Prefácio em forma de prepúcio redundante e sem pós, faço-o…

Pré-publicação do prefácio que Rui Reininho escreveu para Uma Autobiografia, da artista brasileira Rita Lee, que é publicado nesta sexta-feira pela Contraponto.

Aqui se revela o apelo irresistível de entrar na dança de Rita Lee Jones num jogo imparável de palavras e obras que nos vem de meados do século passado. A artista, envolvendo-nos numa delicodoce e ácida teia que envolve romance, novela, mistério, ciúme & aventura mas sobretudo amor e roquenrou proporciona-nos uma inesperada crónica dos bons, maus e outros costumes da sociedade dos Estados Unidos do Brasil no final da pretérita década de 40 onde surgiu, qual cometa, numa visão única e preciosa sobre a vidinha de uma moça dos subúrbios de São Paulo no seio de uma disfuncionalíssima família com regras ditadas pelo gineceu, o patriarcado, a selva circundante e o betão, os costumes e as modas, passando por informações preciosas sobre a imigração da comunidade sulista americana posterior à Guerra da Secessão e o acolhimento por parte de um novíssimo país a brotar em vulcânicas contradições religiosas, morais e cósmicas e... sobretudo cómicas.
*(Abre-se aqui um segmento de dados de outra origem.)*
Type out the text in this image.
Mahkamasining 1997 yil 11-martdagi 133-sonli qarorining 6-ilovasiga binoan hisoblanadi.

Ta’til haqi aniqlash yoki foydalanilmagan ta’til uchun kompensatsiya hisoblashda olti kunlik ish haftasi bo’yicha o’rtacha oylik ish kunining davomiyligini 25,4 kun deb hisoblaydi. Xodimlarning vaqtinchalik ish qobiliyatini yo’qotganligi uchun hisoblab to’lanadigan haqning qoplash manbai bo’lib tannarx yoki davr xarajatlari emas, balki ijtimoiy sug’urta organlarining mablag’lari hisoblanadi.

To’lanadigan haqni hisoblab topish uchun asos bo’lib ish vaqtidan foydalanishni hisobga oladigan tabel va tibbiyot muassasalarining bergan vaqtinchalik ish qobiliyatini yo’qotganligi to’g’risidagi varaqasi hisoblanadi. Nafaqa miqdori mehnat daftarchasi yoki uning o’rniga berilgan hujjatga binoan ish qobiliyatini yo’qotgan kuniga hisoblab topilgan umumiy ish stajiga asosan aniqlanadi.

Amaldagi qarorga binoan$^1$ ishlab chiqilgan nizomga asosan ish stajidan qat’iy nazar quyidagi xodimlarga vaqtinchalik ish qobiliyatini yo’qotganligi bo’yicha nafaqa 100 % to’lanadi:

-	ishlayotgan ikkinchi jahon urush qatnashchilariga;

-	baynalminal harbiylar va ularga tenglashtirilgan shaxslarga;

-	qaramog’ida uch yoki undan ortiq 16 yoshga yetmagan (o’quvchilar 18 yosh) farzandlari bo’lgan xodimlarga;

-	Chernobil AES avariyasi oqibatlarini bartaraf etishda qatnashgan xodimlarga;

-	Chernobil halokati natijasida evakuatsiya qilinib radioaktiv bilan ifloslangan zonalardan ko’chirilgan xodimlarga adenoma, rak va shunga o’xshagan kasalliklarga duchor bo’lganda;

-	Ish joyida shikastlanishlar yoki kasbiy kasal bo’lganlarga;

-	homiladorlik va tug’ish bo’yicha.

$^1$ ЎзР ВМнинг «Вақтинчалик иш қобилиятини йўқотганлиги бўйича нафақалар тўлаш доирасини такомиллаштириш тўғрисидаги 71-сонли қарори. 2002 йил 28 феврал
De um teatrinho micro se salta para uma tragédia macro, qualquer evento ou receita familiar é tema para inspiração, balbúrdia e alarido: a normalidade aparente dos Jones forma essa menina endiabrada que aceita tudo o que lhe vem sucedendo porque um destino, quiçá um fado, tinha já rasgado no espaço um percurso celeste.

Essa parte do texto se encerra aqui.